Review Summary: Chumbawamba manages to back up their super-hit with an album that eclipses it several times over.
"I have a Chumbawamba song stuck in my head"
"Which one?"
"rollseyes*
- Ted and Marshall, "How I Met Your Mother"
Everybody who was alive in any conscious way during the nineties has heard "Tubthumping" before. The cheerful smash hit that sold 3 million copies of the album it's featured on is instantly recognizable by almost anybody. And it was deserving of that praise. It's catchy, well-written and easy to sing along to.Now it's just considered one of those one-hit-wonder nostalgia songs in which people reminisce about college or their 20s when they hear it. But the people who consider it as that are wrong. Because Tubthumper is much much deeper than that.
The album opens with the super-hit, although it's not the radio version that most people associate with it. It opens with electronic noise (which you have to get used to to enjoy this album) and a man saying something to the effect of "I thought that music mattered. This is bollocks. Only the people matter,". This sets the tone for the album, which is not only a collection of catchy electronic hits. Every lyric on this album serves some anarchist purpose. "Tubthumping" isn't just a motivational song, it's a "when you *** with us we'll just get right back up" song. Every song is littered with clever lines like "Here's the good samartian/looks away and carries on" and "She's a poet, she's a builder/She's as bored as bored can be/She's a have-not, she's a know-it-all/She just knows how to say yes". Chumbawamba are angrier than the song that they're remembered for suggests, and the lyrics back up their anti-government protests fluidly and convincingly.

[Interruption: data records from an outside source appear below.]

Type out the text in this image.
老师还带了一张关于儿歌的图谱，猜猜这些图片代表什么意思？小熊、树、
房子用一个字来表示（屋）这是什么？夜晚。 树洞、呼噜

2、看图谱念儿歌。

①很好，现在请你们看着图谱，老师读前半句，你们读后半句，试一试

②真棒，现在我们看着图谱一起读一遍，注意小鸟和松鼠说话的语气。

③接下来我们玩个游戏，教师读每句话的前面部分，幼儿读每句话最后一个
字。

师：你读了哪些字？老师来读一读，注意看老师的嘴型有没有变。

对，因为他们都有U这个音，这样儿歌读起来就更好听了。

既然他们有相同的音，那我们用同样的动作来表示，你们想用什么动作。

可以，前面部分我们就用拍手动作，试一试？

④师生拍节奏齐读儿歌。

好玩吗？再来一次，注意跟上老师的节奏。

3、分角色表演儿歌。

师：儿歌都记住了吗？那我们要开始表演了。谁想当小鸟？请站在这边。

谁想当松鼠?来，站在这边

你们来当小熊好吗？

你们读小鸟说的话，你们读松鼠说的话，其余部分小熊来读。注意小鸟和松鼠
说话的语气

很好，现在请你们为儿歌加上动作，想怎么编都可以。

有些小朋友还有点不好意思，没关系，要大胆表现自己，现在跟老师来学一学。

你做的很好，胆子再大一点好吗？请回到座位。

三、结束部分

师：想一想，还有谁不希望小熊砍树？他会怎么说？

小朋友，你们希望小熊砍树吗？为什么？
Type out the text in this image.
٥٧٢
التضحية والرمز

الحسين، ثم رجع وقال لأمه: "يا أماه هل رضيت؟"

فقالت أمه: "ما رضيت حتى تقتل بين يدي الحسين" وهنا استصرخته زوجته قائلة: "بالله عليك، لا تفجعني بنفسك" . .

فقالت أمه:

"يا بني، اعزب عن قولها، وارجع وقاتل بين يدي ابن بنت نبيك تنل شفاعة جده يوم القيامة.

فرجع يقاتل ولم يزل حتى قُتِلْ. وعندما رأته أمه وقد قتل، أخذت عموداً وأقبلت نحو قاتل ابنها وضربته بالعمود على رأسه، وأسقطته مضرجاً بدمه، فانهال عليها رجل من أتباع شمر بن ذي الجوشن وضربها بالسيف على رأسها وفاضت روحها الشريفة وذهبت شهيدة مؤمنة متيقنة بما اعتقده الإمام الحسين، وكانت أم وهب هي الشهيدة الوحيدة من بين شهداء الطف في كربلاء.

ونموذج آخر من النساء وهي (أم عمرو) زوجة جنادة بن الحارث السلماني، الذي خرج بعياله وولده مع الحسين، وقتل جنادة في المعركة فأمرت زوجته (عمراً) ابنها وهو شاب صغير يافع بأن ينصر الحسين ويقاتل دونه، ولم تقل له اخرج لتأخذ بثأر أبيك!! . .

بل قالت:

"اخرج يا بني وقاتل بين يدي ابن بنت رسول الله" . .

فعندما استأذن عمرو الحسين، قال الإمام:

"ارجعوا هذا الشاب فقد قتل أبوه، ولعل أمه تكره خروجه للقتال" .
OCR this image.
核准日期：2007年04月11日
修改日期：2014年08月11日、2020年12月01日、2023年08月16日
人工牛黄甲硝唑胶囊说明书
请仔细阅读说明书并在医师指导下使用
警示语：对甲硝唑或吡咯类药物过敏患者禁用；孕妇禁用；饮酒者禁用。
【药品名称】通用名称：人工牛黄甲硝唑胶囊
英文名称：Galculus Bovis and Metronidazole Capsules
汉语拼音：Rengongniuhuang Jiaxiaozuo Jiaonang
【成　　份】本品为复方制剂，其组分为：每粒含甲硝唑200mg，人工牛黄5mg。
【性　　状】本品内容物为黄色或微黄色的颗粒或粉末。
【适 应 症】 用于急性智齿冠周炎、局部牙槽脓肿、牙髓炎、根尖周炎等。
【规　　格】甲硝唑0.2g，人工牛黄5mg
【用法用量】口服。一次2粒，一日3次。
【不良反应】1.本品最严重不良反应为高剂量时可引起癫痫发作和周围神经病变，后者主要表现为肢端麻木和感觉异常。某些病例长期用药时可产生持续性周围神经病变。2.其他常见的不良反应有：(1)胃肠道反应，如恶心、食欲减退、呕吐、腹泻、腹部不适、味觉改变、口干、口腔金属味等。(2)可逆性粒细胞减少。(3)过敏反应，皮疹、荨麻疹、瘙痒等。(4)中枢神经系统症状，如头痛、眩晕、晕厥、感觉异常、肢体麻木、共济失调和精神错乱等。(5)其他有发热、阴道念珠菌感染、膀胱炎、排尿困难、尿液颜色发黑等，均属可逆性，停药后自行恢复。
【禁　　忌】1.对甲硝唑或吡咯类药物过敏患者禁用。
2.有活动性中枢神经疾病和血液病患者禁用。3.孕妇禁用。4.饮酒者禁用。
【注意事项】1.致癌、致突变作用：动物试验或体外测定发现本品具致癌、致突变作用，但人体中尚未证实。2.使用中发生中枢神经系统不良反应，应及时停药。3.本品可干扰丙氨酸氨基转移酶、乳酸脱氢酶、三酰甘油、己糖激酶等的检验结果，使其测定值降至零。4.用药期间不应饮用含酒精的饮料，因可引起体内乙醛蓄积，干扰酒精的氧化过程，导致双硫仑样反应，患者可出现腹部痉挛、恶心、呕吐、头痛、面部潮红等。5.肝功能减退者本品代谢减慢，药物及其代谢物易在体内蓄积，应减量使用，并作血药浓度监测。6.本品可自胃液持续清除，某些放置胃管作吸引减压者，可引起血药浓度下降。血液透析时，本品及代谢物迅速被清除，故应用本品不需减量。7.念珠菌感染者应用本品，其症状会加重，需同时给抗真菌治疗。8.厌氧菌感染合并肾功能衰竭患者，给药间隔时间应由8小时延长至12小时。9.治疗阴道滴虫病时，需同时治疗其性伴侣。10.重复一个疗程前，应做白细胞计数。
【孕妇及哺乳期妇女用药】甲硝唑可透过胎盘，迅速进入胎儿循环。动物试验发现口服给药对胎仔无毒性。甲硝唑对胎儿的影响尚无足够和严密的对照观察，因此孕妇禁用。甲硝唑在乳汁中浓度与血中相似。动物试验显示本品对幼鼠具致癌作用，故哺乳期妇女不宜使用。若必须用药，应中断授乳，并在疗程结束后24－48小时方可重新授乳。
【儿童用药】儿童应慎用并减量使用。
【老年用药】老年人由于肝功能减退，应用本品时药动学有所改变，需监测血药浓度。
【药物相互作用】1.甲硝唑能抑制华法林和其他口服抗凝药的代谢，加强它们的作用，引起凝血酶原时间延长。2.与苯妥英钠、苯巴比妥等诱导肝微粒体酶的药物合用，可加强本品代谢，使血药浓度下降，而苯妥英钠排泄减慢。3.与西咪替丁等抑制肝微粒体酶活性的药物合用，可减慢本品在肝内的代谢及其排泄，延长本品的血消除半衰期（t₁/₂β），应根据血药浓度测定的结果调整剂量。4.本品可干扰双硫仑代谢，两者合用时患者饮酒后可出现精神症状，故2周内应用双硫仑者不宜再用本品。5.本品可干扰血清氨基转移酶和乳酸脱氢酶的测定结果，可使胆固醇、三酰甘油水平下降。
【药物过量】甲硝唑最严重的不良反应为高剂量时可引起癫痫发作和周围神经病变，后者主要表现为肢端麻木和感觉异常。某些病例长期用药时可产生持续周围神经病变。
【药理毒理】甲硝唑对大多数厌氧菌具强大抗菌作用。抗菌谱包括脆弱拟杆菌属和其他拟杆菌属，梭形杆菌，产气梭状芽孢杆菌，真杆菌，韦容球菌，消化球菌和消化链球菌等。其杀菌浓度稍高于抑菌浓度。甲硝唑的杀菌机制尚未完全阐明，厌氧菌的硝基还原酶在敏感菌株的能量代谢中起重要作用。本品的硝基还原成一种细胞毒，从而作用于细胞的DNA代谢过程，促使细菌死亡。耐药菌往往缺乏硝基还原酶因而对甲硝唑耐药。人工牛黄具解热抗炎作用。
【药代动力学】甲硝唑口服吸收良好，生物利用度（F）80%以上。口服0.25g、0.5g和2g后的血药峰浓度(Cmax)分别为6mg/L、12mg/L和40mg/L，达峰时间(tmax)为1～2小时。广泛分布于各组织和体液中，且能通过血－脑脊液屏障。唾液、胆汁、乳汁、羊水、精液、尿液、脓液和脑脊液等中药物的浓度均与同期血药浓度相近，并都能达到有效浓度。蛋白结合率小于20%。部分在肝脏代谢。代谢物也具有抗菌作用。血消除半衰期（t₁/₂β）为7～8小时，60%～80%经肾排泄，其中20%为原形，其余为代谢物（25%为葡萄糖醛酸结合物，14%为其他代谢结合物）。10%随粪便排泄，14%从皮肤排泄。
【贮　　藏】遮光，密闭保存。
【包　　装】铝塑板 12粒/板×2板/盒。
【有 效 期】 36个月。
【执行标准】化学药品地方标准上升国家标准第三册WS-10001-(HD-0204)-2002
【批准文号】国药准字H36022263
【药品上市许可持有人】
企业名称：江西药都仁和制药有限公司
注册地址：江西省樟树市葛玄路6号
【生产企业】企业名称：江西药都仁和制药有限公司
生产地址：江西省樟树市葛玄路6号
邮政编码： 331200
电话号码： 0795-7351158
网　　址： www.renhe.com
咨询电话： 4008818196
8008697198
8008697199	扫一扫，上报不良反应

For people who love "Tubthumping" and are looking for 12 tracks of the same "harmless", cheery rock, you're both in and out of luck. One one hand, Tubthumper is an extremely catchy album, and anyone who appreciates light and sometimes electronic-tinged alternative is bound to make some favourites here. However on the other, this album is not 12 tracks of the same thing. "The Big Issue" begins with surprisingly brilliantly crafted acapella vocals, "Mary Mary" begins with a woman saying the Hail Mary, "Outsider" is almost completely electronic, and of course the amazing instrumental (and sometimes using very well-chosen samples) segues between tracks keep the album fresh from beginning to end.
It is rare to find an one-hit-wonder album that keeps up the quality of its hit single, but Chumbawamba managed to catch lightning in a bottle on Tubthumper. I recommend this to anyone who can recognize good music.